Human nature is a mix of kindness and conflict. Love, though admired, is rarely unconditional. It is influenced by personal preference, social pressures and inherited beliefs. Society often praises love in words, yet in practice, it limits how people can express it. When someone steps outside these expectations — choosing a partner freely or showing affection openly — they may face shame, criticism or even danger. This tension creates internal conflict for the individual and can lead to broader social deviance, as rigid norms clash with natural human desires.
Saint Valentine, for example, brought couples together with mutual consent, respect and sincerity, even when it went against the rules of the time. He honoured love and human dignity, giving people the freedom to make their own choices. Families today can follow his example by supporting marriages built on consent, respect and commitment. Such an approach strengthens bonds, preserves everyone’s integrity and allows people to live with dignity and honour.
In many countries, couples are free to express their feelings openly. In Pakistan, however, the situation is very different. Public displays of affection are often condemned, and young people are rarely free to show their feelings. Those who do may face social criticism — or worse. In such an environment, love is treated not as a right, but as something to be controlled.
Even within these restrictions, families could arrange marriages with legal procedures, ensuring respect and consent. Young men and women who are ready to marry could be supported by their families. But social and economic pressures, strict class systems and conservative rules often make this impossible. Many women remain unmarried, not because they do not want to marry, but because their families cannot or will not find a “suitable” match. Their lives are controlled, and their choices denied.
The consequences of denying choice can be deadly. Women are sometimes killed in the name of honour for marrying or expressing love without family approval. In 2024 alone, over 400 such killings were reported in Pakistan. These are not crimes of passion — they are deliberate acts of control, designed to prevent women from having a say in their own lives.
Where women cannot make their own choices, resistance is punished. Girls who express love, refuse arranged marriages or seek independence may face abuse, confinement or even death. In rural areas, informal councils often ignore formal law, treating women as property rather than individuals with rights. A society that claims to value love often punishes it. Women who remain unmarried beyond a certain age are judged harshly, and their lives blamed for failing to meet social expectations. Forced marriages, unsafe unions and emotional trauma are the hidden costs of maintaining these strict rules.

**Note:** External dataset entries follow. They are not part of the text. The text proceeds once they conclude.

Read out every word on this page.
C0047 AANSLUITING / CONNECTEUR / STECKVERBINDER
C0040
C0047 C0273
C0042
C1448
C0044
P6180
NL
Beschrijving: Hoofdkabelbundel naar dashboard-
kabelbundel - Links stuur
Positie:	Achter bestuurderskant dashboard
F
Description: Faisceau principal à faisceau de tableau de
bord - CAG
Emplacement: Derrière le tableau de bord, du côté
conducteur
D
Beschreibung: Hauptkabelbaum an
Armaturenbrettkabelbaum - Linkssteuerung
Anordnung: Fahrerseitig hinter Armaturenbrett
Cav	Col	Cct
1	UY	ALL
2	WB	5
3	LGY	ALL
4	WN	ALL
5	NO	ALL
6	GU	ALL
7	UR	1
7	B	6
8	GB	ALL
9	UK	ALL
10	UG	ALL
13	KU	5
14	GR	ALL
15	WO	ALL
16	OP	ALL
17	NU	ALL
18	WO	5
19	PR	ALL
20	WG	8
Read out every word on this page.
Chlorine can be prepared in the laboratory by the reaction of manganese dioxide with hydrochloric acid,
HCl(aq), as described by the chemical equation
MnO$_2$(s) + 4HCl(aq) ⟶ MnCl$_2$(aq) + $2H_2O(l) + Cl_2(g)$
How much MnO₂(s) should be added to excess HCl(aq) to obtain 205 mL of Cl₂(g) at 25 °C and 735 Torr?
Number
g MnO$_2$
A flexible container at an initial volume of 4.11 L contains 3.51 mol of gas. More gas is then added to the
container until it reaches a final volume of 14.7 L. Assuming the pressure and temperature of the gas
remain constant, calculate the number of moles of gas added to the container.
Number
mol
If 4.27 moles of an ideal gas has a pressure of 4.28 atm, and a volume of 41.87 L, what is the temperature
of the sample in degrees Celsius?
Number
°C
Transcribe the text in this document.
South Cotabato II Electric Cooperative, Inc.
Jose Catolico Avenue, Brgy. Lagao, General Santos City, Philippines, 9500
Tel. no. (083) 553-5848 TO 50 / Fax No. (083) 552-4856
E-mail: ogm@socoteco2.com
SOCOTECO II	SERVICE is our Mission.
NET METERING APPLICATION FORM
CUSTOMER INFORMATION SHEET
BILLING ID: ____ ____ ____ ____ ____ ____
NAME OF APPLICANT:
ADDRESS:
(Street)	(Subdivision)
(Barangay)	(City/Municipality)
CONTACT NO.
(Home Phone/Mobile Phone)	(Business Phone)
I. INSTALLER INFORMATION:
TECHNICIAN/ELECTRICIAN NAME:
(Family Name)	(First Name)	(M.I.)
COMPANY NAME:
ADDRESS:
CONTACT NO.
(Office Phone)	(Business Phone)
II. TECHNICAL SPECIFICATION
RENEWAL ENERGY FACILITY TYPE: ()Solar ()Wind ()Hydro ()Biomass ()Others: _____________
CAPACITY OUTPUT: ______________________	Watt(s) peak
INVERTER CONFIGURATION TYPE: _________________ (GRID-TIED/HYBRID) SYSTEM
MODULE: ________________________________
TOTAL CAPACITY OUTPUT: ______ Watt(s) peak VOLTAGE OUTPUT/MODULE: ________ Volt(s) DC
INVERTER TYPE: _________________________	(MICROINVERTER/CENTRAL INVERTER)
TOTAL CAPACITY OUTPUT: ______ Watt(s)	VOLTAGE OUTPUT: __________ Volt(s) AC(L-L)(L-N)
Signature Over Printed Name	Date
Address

Practices such as karo-kari are not rare accidents. They happen because girls are denied the right to choose. They are silenced in the name of family honour which constitutes a fundamental violation of women’s rights.
Let us pledge, before loving, to accept this promise: to build an equal partnership; to take responsibility and stand on equal footing in defending rights to education, health and social participation; to support one another steadfastly in difficult times; to share household responsibilities; to support participation in public and professional life; and to challenge conservative traditions that deprive women of the freedom to choose their life partners and force them into marriages with people they do not love.
Love is a natural feeling; it should not be determined by whether a marriage is arranged or based on love.